Der saarländische Ministerpräsident Tobias Hans machte sich nach dem Impfgipfel für die Rechte von negativ getesteten Menschen stark. Die Pläne des Bundes, die tiefen Grundrechtseinschränkungen für geimpfte Bürgerinnen und Bürger anzupassen, seien der richtige Weg, sagte Hans. Dies sollte aber auch für negativ Getestete für die Dauer der Gültigkeit des Tests gelten: "Die weitgehenden Grundrechtseinschränkungen dürfen kein Dauerzustand werden."
Hans erklärte weiter: "Die geplante Verordnung des Bundes sieht im Kern genau das vor, was wir mit unserem Saarland-Modell bereits praktizieren: Für Menschen, von denen nachweislich kein hohes Ansteckungsrisiko ausgeht, sind mehr Freiheiten möglich."
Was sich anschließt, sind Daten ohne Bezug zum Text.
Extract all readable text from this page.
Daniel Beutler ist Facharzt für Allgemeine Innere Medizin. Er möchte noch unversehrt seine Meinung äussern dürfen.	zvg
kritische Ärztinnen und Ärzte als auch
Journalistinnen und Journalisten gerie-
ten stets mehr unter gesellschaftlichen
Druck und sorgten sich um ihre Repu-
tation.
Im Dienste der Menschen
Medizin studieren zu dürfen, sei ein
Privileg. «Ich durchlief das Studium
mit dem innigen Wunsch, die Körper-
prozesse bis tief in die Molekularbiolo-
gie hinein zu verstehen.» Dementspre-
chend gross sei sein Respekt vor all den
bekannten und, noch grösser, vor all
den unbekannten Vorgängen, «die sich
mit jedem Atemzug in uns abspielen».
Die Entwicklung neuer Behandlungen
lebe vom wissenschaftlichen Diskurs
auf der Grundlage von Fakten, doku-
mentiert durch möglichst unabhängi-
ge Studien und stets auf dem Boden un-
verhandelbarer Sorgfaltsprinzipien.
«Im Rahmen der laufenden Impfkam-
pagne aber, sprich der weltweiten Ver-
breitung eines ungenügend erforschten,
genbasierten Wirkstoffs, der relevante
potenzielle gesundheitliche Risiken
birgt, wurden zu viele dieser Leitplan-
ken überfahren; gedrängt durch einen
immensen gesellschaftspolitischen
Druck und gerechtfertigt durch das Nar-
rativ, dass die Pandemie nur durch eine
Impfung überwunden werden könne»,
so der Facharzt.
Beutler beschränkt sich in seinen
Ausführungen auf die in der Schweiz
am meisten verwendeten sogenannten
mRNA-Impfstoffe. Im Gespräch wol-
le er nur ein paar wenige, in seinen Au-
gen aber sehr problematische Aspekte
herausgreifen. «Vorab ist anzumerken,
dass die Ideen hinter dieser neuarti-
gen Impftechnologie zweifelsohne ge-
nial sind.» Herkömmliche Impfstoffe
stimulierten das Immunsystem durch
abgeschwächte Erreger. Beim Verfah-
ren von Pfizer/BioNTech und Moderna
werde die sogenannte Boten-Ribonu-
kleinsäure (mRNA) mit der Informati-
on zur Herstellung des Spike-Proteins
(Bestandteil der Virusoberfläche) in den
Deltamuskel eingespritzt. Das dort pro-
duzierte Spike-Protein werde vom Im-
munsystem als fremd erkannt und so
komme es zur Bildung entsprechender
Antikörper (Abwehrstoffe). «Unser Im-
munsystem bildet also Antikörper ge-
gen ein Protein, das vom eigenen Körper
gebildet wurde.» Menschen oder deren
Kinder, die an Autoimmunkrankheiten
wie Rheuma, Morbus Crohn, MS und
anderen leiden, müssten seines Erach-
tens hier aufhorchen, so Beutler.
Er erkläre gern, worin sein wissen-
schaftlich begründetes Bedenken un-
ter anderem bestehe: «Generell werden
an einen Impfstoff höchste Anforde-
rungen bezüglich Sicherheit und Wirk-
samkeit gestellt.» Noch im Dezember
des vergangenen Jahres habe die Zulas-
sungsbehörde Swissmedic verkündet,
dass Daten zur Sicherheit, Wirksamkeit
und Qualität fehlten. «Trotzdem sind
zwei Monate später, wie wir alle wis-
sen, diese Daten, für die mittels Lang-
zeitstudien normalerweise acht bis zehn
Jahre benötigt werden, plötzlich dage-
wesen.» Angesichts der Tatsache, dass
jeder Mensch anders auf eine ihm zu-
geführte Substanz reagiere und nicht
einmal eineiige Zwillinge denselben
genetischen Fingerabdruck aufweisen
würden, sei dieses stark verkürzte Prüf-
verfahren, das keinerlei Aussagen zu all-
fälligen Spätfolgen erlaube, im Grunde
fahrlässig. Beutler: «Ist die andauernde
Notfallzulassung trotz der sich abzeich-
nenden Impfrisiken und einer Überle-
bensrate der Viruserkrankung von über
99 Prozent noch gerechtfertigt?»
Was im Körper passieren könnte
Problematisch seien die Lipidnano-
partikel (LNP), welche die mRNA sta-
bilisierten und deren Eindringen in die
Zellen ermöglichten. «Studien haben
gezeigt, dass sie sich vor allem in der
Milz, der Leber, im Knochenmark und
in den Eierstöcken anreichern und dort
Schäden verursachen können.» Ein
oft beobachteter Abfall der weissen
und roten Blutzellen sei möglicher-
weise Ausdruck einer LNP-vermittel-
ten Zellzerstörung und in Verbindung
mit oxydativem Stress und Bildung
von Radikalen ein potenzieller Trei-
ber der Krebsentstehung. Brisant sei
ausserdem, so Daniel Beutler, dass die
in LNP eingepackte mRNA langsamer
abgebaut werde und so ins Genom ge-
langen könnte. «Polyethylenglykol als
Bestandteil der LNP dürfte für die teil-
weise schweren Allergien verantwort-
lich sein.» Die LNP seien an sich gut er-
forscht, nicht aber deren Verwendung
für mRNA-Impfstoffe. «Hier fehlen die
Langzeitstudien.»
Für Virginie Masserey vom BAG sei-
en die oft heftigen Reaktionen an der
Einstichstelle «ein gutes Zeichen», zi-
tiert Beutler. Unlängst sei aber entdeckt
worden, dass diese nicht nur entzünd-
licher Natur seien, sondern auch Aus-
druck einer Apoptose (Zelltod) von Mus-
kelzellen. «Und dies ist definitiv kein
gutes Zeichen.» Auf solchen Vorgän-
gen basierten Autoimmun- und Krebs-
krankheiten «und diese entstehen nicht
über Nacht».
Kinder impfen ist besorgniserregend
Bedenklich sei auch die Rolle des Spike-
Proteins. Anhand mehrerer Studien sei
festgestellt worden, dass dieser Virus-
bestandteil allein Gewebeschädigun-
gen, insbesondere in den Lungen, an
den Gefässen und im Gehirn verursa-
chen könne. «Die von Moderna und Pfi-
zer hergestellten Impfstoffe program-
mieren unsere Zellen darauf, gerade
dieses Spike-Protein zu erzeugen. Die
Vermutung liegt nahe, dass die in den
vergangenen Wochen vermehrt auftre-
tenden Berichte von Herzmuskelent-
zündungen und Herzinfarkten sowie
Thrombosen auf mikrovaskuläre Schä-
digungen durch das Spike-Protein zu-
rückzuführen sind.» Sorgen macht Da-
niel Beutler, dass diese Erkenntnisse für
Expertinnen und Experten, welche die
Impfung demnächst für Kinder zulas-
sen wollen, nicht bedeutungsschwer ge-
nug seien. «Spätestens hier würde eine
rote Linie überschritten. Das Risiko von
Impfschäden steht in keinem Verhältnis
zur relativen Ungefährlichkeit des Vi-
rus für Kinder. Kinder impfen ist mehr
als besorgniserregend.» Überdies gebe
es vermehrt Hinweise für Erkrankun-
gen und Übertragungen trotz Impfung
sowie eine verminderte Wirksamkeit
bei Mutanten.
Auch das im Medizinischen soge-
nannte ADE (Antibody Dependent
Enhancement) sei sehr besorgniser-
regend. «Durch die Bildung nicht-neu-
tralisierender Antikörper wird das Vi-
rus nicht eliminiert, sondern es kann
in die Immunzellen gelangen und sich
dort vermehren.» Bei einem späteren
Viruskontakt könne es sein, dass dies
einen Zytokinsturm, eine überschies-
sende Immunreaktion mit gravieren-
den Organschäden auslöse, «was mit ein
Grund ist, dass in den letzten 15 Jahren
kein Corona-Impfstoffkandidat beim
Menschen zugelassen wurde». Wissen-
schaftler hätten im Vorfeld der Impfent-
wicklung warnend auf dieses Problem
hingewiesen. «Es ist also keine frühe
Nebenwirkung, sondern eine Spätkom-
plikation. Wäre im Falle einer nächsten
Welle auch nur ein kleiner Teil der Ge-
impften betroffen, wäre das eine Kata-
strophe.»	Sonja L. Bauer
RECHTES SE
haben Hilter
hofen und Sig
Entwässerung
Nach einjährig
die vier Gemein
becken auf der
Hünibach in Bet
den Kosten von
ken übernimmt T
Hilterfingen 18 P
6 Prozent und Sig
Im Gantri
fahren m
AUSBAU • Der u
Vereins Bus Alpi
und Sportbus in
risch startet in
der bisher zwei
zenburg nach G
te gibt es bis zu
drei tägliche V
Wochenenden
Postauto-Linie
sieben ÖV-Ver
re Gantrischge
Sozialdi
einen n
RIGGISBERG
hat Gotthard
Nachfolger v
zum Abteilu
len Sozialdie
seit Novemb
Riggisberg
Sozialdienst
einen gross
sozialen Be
Die grundsätzliche Überlegung in dem Eckpunktepapier der Regierung: Wenn wissenschaftlich belegt ist, dass bestimmte Menschen nicht mehr ansteckend sind oder das Restrisiko einer Weiterübertragung gering ist, "dürfte es in Bezug auf diese Personengruppen schon an der Geeignetheit, jedenfalls aber an der Erforderlichkeit oder Angemessenheit vieler Schutzmaßnahmen fehlen".